Continue these steps to create as many partitions as needed for your RAID setup.

Figure E-2. RAID Partitions

Once you have all of your partitions created as RAID partitions, select the Make RAID Device button on the Disk Druid main partitioning screen (see Figure E-2).

Next, Figure E-3 will appear which will allow you to make a RAID device.

Figure E-3. Making a RAID Device

  • First, enter a mount point.

  • Next, make sure the partition type is set as Linux Native (which will be the default).

  • Choose your RAID device. You should choose md0 for your first device, md1 for your second device, and so on, unless you have a specific reason to make it something else. Raid devices range from md0 to md7, and each may only be used once.

  • Choose your RAID type. You can choose from RAID 0, RAID 1, and RAID 5.

    NotePlease Note
     

    If you are making a RAID partition of /boot, you must choose RAID level 1 and it must use one of the first two drives (IDE first, SCSI second). If you are not creating a RAID partition of /boot, and are making a RAID partition of /, it must be RAID level 1 and it must use one of the first two drives (IDE first, SCSI second).

  • Finally, select which partitions will go into this RAID array (as in Figure E-4) and then click Next.

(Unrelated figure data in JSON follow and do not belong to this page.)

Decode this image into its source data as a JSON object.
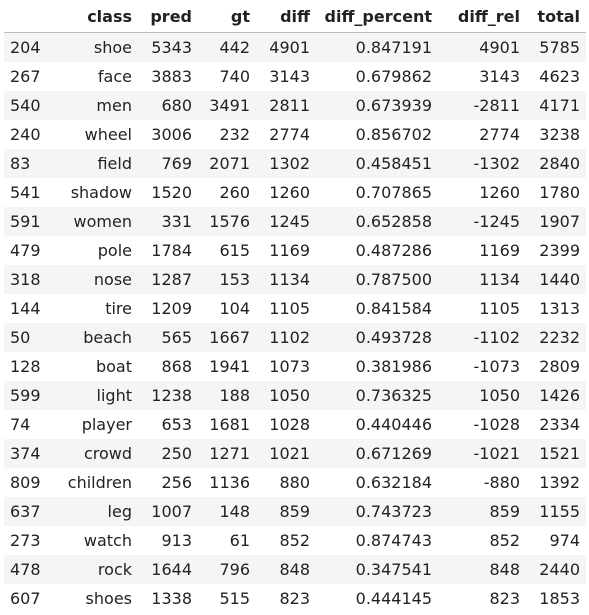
{
  "columns": [
    "",
    "class",
    "pred",
    "gt",
    "diff",
    "diff_percent",
    "diff_rel",
    "total"
  ],
  "rows": [
    [
      "204",
      "shoe",
      "5343",
      "442",
      "4901",
      "0.847191",
      "4901",
      "5785"
    ],
    [
      "267",
      "face",
      "3883",
      "740",
      "3143",
      "0.679862",
      "3143",
      "4623"
    ],
    [
      "540",
      "men",
      "680",
      "3491",
      "2811",
      "0.673939",
      "-2811",
      "4171"
    ],
    [
      "240",
      "wheel",
      "3006",
      "232",
      "2774",
      "0.856702",
      "2774",
      "3238"
    ],
    [
      "83",
      "field",
      "769",
      "2071",
      "1302",
      "0.458451",
      "-1302",
      "2840"
    ],
    [
      "541",
      "shadow",
      "1520",
      "260",
      "1260",
      "0.707865",
      "1260",
      "1780"
    ],
    [
      "591",
      "women",
      "331",
      "1576",
      "1245",
      "0.652858",
      "-1245",
      "1907"
    ],
    [
      "479",
      "pole",
      "1784",
      "615",
      "1169",
      "0.487286",
      "1169",
      "2399"
    ],
    [
      "318",
      "nose",
      "1287",
      "153",
      "1134",
      "0.787500",
      "1134",
      "1440"
    ],
    [
      "144",
      "tire",
      "1209",
      "104",
      "1105",
      "0.841584",
      "1105",
      "1313"
    ],
    [
      "50",
      "beach",
      "565",
      "1667",
      "1102",
      "0.493728",
      "-1102",
      "2232"
    ],
    [
      "128",
      "boat",
      "868",
      "1941",
      "1073",
      "0.381986",
      "-1073",
      "2809"
    ],
    [
      "599",
      "light",
      "1238",
      "188",
      "1050",
      "0.736325",
      "1050",
      "1426"
    ],
    [
      "74",
      "player",
      "653",
      "1681",
      "1028",
      "0.440446",
      "-1028",
      "2334"
    ],
    [
      "374",
      "crowd",
      "250",
      "1271",
      "1021",
      "0.671269",
      "-1021",
      "1521"
    ],
    [
      "809",
      "children",
      "256",
      "1136",
      "880",
      "0.632184",
      "-880",
      "1392"
    ],
    [
      "637",
      "leg",
      "1007",
      "148",
      "859",
      "0.743723",
      "859",
      "1155"
    ],
    [
      "273",
      "watch",
      "913",
      "61",
      "852",
      "0.874743",
      "852",
      "974"
    ],
    [
      "478",
      "rock",
      "1644",
      "796",
      "848",
      "0.347541",
      "848",
      "2440"
    ],
    [
      "607",
      "shoes",
      "1338",
      "515",
      "823",
      "0.444145",
      "823",
      "1853"
    ]
  ]
}
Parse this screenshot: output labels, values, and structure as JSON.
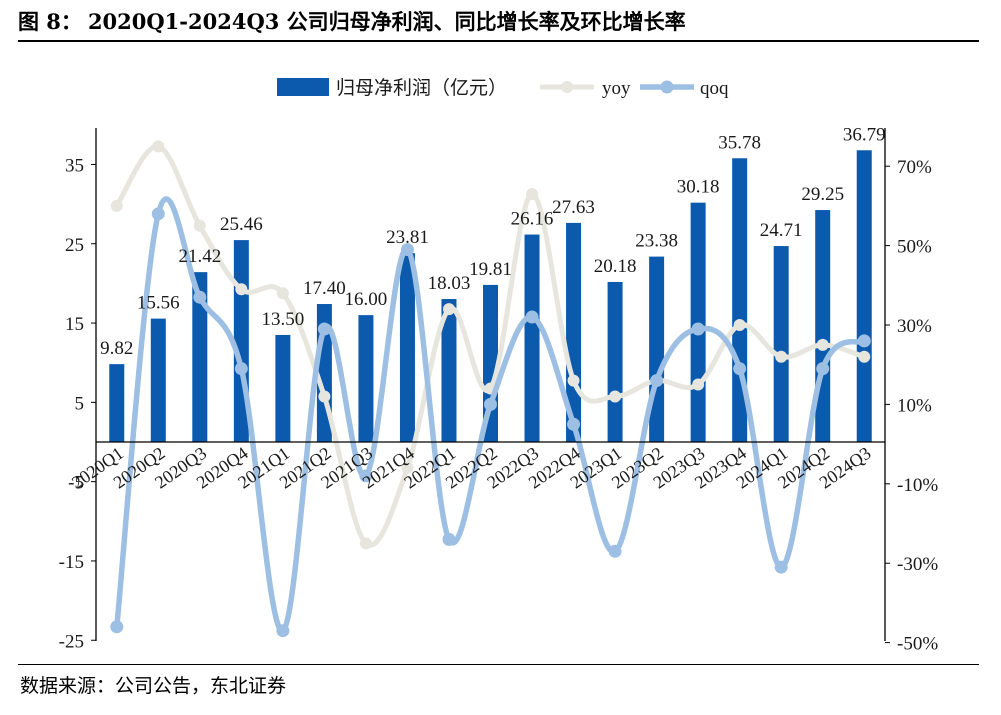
{
  "figure": {
    "label": "图 8：",
    "title": "2020Q1-2024Q3 公司归母净利润、同比增长率及环比增长率",
    "source": "数据来源：公司公告，东北证券"
  },
  "colors": {
    "bar": "#0c5aad",
    "yoy": "#e6e6df",
    "qoq": "#9dbfe3",
    "axis": "#000000"
  },
  "chart_data": {
    "type": "bar",
    "categories": [
      "2020Q1",
      "2020Q2",
      "2020Q3",
      "2020Q4",
      "2021Q1",
      "2021Q2",
      "2021Q3",
      "2021Q4",
      "2022Q1",
      "2022Q2",
      "2022Q3",
      "2022Q4",
      "2023Q1",
      "2023Q2",
      "2023Q3",
      "2023Q4",
      "2024Q1",
      "2024Q2",
      "2024Q3"
    ],
    "series": [
      {
        "name": "归母净利润（亿元）",
        "type": "bar",
        "axis": "left",
        "values": [
          9.82,
          15.56,
          21.42,
          25.46,
          13.5,
          17.4,
          16.0,
          23.81,
          18.03,
          19.81,
          26.16,
          27.63,
          20.18,
          23.38,
          30.18,
          35.78,
          24.71,
          29.25,
          36.79
        ],
        "labels": [
          "9.82",
          "15.56",
          "21.42",
          "25.46",
          "13.50",
          "17.40",
          "16.00",
          "23.81",
          "18.03",
          "19.81",
          "26.16",
          "27.63",
          "20.18",
          "23.38",
          "30.18",
          "35.78",
          "24.71",
          "29.25",
          "36.79"
        ]
      },
      {
        "name": "yoy",
        "type": "line",
        "axis": "right",
        "values": [
          60,
          75,
          55,
          39,
          38,
          12,
          -25,
          -6,
          34,
          14,
          63,
          16,
          12,
          16,
          15,
          30,
          22,
          25,
          22
        ]
      },
      {
        "name": "qoq",
        "type": "line",
        "axis": "right",
        "values": [
          -46,
          58,
          37,
          19,
          -47,
          29,
          -8,
          49,
          -24,
          10,
          32,
          5,
          -27,
          16,
          29,
          19,
          -31,
          19,
          26
        ]
      }
    ],
    "left_axis": {
      "ticks": [
        "35",
        "25",
        "15",
        "5",
        "-5",
        "-15",
        "-25"
      ],
      "tick_values": [
        35,
        25,
        15,
        5,
        -5,
        -15,
        -25
      ],
      "range": [
        -25,
        40
      ]
    },
    "right_axis": {
      "ticks": [
        "70%",
        "50%",
        "30%",
        "10%",
        "-10%",
        "-30%",
        "-50%"
      ],
      "tick_values": [
        70,
        50,
        30,
        10,
        -10,
        -30,
        -50
      ],
      "range": [
        -50,
        80
      ]
    },
    "legend": [
      "归母净利润（亿元）",
      "yoy",
      "qoq"
    ],
    "legend_position": "top",
    "grid": false
  }
}
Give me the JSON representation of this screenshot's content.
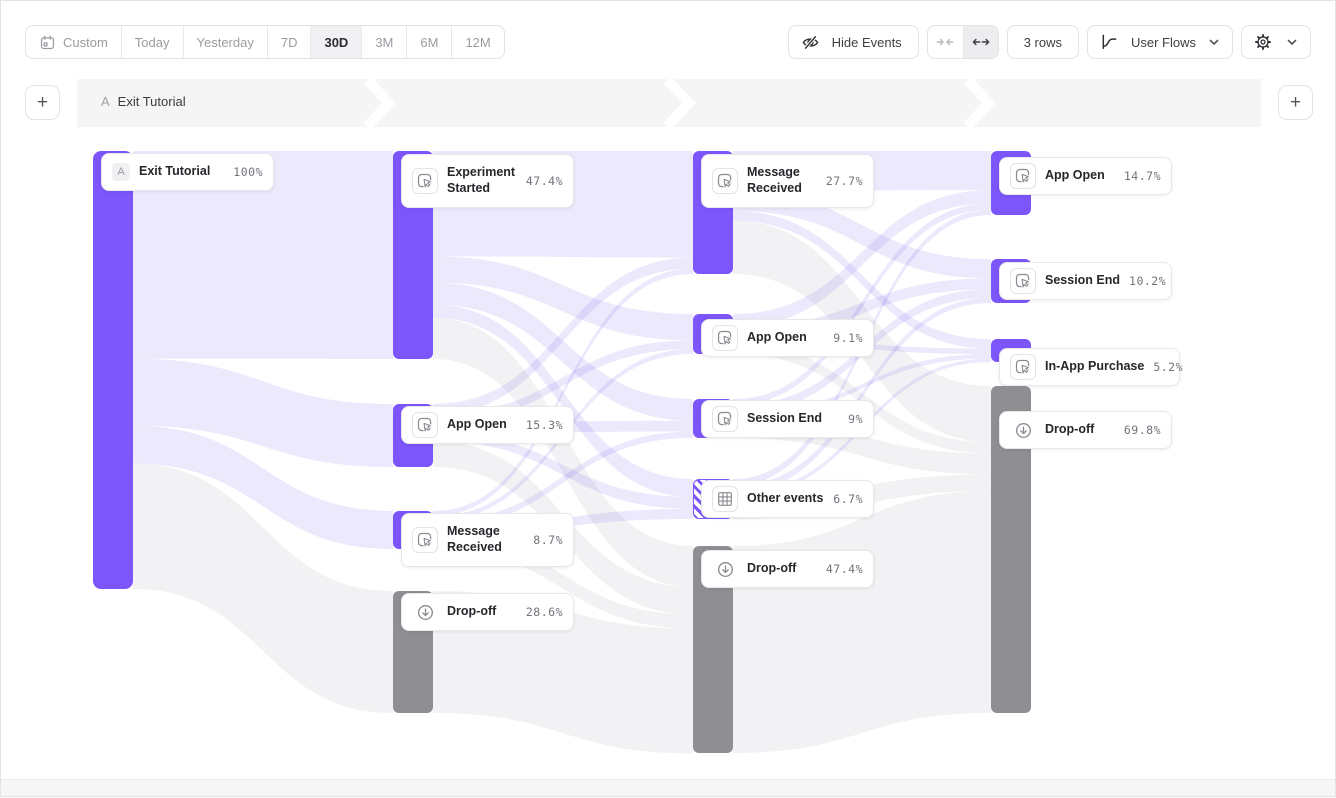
{
  "toolbar": {
    "date_ranges": [
      {
        "label": "Custom",
        "icon": "calendar-icon",
        "active": false
      },
      {
        "label": "Today",
        "active": false
      },
      {
        "label": "Yesterday",
        "active": false
      },
      {
        "label": "7D",
        "active": false
      },
      {
        "label": "30D",
        "active": true
      },
      {
        "label": "3M",
        "active": false
      },
      {
        "label": "6M",
        "active": false
      },
      {
        "label": "12M",
        "active": false
      }
    ],
    "hide_events_label": "Hide Events",
    "rows_label": "3 rows",
    "view_selector_label": "User Flows"
  },
  "flow_header": {
    "step_letter": "A",
    "step_label": "Exit Tutorial"
  },
  "colors": {
    "event_bar": "#7C55FB",
    "dropoff_bar": "#8E8E93",
    "flow": "#ECE9FC",
    "flow_dropoff": "#F2F2F5"
  },
  "chart_data": {
    "type": "sankey",
    "unit": "percent of users",
    "link_values_estimated": true,
    "columns": [
      {
        "step": 1,
        "nodes": [
          {
            "id": "exit-tutorial",
            "label": "Exit Tutorial",
            "pct": "100%",
            "value": 100,
            "kind": "start",
            "badge": "A"
          }
        ]
      },
      {
        "step": 2,
        "nodes": [
          {
            "id": "experiment-started",
            "label": "Experiment Started",
            "pct": "47.4%",
            "value": 47.4,
            "kind": "event"
          },
          {
            "id": "app-open-2",
            "label": "App Open",
            "pct": "15.3%",
            "value": 15.3,
            "kind": "event"
          },
          {
            "id": "message-received-2",
            "label": "Message Received",
            "pct": "8.7%",
            "value": 8.7,
            "kind": "event"
          },
          {
            "id": "drop-off-2",
            "label": "Drop-off",
            "pct": "28.6%",
            "value": 28.6,
            "kind": "dropoff"
          }
        ]
      },
      {
        "step": 3,
        "nodes": [
          {
            "id": "message-received-3",
            "label": "Message Received",
            "pct": "27.7%",
            "value": 27.7,
            "kind": "event"
          },
          {
            "id": "app-open-3",
            "label": "App Open",
            "pct": "9.1%",
            "value": 9.1,
            "kind": "event"
          },
          {
            "id": "session-end-3",
            "label": "Session End",
            "pct": "9%",
            "value": 9,
            "kind": "event"
          },
          {
            "id": "other-events",
            "label": "Other events",
            "pct": "6.7%",
            "value": 6.7,
            "kind": "other"
          },
          {
            "id": "drop-off-3",
            "label": "Drop-off",
            "pct": "47.4%",
            "value": 47.4,
            "kind": "dropoff"
          }
        ]
      },
      {
        "step": 4,
        "nodes": [
          {
            "id": "app-open-4",
            "label": "App Open",
            "pct": "14.7%",
            "value": 14.7,
            "kind": "event"
          },
          {
            "id": "session-end-4",
            "label": "Session End",
            "pct": "10.2%",
            "value": 10.2,
            "kind": "event"
          },
          {
            "id": "in-app-purchase",
            "label": "In-App Purchase",
            "pct": "5.2%",
            "value": 5.2,
            "kind": "event"
          },
          {
            "id": "drop-off-4",
            "label": "Drop-off",
            "pct": "69.8%",
            "value": 69.8,
            "kind": "dropoff"
          }
        ]
      }
    ],
    "links": [
      {
        "source": "exit-tutorial",
        "target": "experiment-started",
        "value": 47.4
      },
      {
        "source": "exit-tutorial",
        "target": "app-open-2",
        "value": 15.3
      },
      {
        "source": "exit-tutorial",
        "target": "message-received-2",
        "value": 8.7
      },
      {
        "source": "exit-tutorial",
        "target": "drop-off-2",
        "value": 28.6
      },
      {
        "source": "experiment-started",
        "target": "message-received-3",
        "value": 24.0
      },
      {
        "source": "experiment-started",
        "target": "app-open-3",
        "value": 6.0
      },
      {
        "source": "experiment-started",
        "target": "session-end-3",
        "value": 5.0
      },
      {
        "source": "experiment-started",
        "target": "other-events",
        "value": 3.0
      },
      {
        "source": "experiment-started",
        "target": "drop-off-3",
        "value": 9.4
      },
      {
        "source": "app-open-2",
        "target": "message-received-3",
        "value": 2.5
      },
      {
        "source": "app-open-2",
        "target": "app-open-3",
        "value": 2.0
      },
      {
        "source": "app-open-2",
        "target": "session-end-3",
        "value": 2.5
      },
      {
        "source": "app-open-2",
        "target": "other-events",
        "value": 2.0
      },
      {
        "source": "app-open-2",
        "target": "drop-off-3",
        "value": 6.3
      },
      {
        "source": "message-received-2",
        "target": "message-received-3",
        "value": 1.2
      },
      {
        "source": "message-received-2",
        "target": "app-open-3",
        "value": 1.1
      },
      {
        "source": "message-received-2",
        "target": "session-end-3",
        "value": 1.5
      },
      {
        "source": "message-received-2",
        "target": "other-events",
        "value": 1.7
      },
      {
        "source": "message-received-2",
        "target": "drop-off-3",
        "value": 3.2
      },
      {
        "source": "drop-off-2",
        "target": "drop-off-3",
        "value": 28.6
      },
      {
        "source": "message-received-3",
        "target": "app-open-4",
        "value": 9.0
      },
      {
        "source": "message-received-3",
        "target": "session-end-4",
        "value": 4.5
      },
      {
        "source": "message-received-3",
        "target": "in-app-purchase",
        "value": 2.2
      },
      {
        "source": "message-received-3",
        "target": "drop-off-4",
        "value": 12.0
      },
      {
        "source": "app-open-3",
        "target": "app-open-4",
        "value": 3.0
      },
      {
        "source": "app-open-3",
        "target": "session-end-4",
        "value": 2.5
      },
      {
        "source": "app-open-3",
        "target": "in-app-purchase",
        "value": 1.2
      },
      {
        "source": "app-open-3",
        "target": "drop-off-4",
        "value": 2.4
      },
      {
        "source": "session-end-3",
        "target": "app-open-4",
        "value": 1.5
      },
      {
        "source": "session-end-3",
        "target": "session-end-4",
        "value": 2.0
      },
      {
        "source": "session-end-3",
        "target": "in-app-purchase",
        "value": 1.0
      },
      {
        "source": "session-end-3",
        "target": "drop-off-4",
        "value": 4.5
      },
      {
        "source": "other-events",
        "target": "app-open-4",
        "value": 1.2
      },
      {
        "source": "other-events",
        "target": "session-end-4",
        "value": 1.2
      },
      {
        "source": "other-events",
        "target": "in-app-purchase",
        "value": 0.8
      },
      {
        "source": "other-events",
        "target": "drop-off-4",
        "value": 3.5
      },
      {
        "source": "drop-off-3",
        "target": "drop-off-4",
        "value": 47.4
      }
    ]
  }
}
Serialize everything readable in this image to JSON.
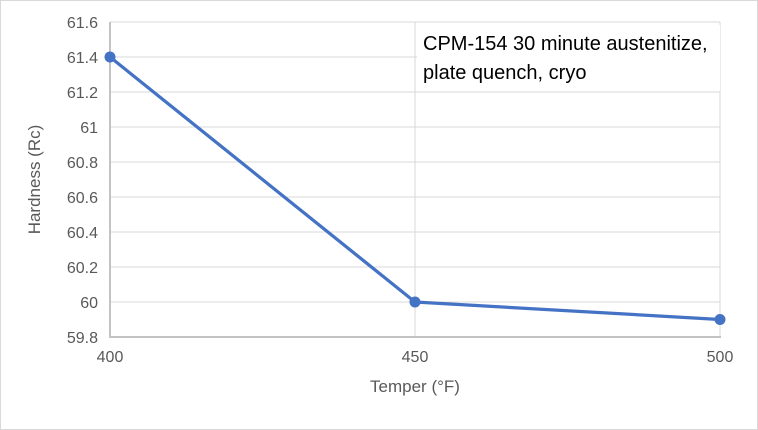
{
  "chart": {
    "background_color": "#FFFFFF",
    "frame_border_color": "#D9D9D9"
  },
  "chart_data": {
    "type": "line",
    "title": "",
    "x": [
      400,
      450,
      500
    ],
    "series": [
      {
        "name": "Hardness",
        "values": [
          61.4,
          60,
          59.9
        ]
      }
    ],
    "xlabel": "Temper (°F)",
    "ylabel": "Hardness (Rc)",
    "xticks": [
      400,
      450,
      500
    ],
    "xtick_labels": [
      "400",
      "450",
      "500"
    ],
    "ytick_labels": [
      "59.8",
      "60",
      "60.2",
      "60.4",
      "60.6",
      "60.8",
      "61",
      "61.2",
      "61.4",
      "61.6"
    ],
    "xlim": [
      400,
      500
    ],
    "ylim": [
      59.8,
      61.6
    ],
    "ytick_step": 0.2,
    "grid": true,
    "legend": "none",
    "annotation": "CPM-154 30 minute austenitize,\nplate quench, cryo",
    "colors": {
      "line": "#4472C4",
      "marker": "#4472C4",
      "gridline": "#D9D9D9",
      "axis_line": "#C3C3C3",
      "tick_label": "#595959",
      "axis_title": "#595959",
      "annotation_text": "#000000"
    }
  }
}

    Figure E-4. Creating a RAID Array

  • From here, you can continue with your installation process. Refer back to the Official Red Hat Linux Installation Guide for further instructions.

Notes

[1]

A hot-swap chassis allow you to remove a hard drive without having to power-down your system.

[2]

RAID level 1 is at a high cost because you write the same information to all of the disks in the array, which wastes drive space. For example, you have RAID level 1 set up so that your "/" (root) partition spans across two 4G drives. You have 8G total but are only able to access 4G of that 8G. The other 4G acts like a mirror of the first 4G.

[3]

Parity information is calculated based on the contents of the rest of the member disks in the array. This information can then be used to reconstruct data when a disk in the array fails. The reconstructed data can then be used to satisfy I/O requests to the failed disk, and to repopulate the failed disk after it has been repaired or replaced.

[4]

RAID level 4 takes up the same amount of space as RAID level 5, but level 5 has many advantages which is why level 4 is not supported.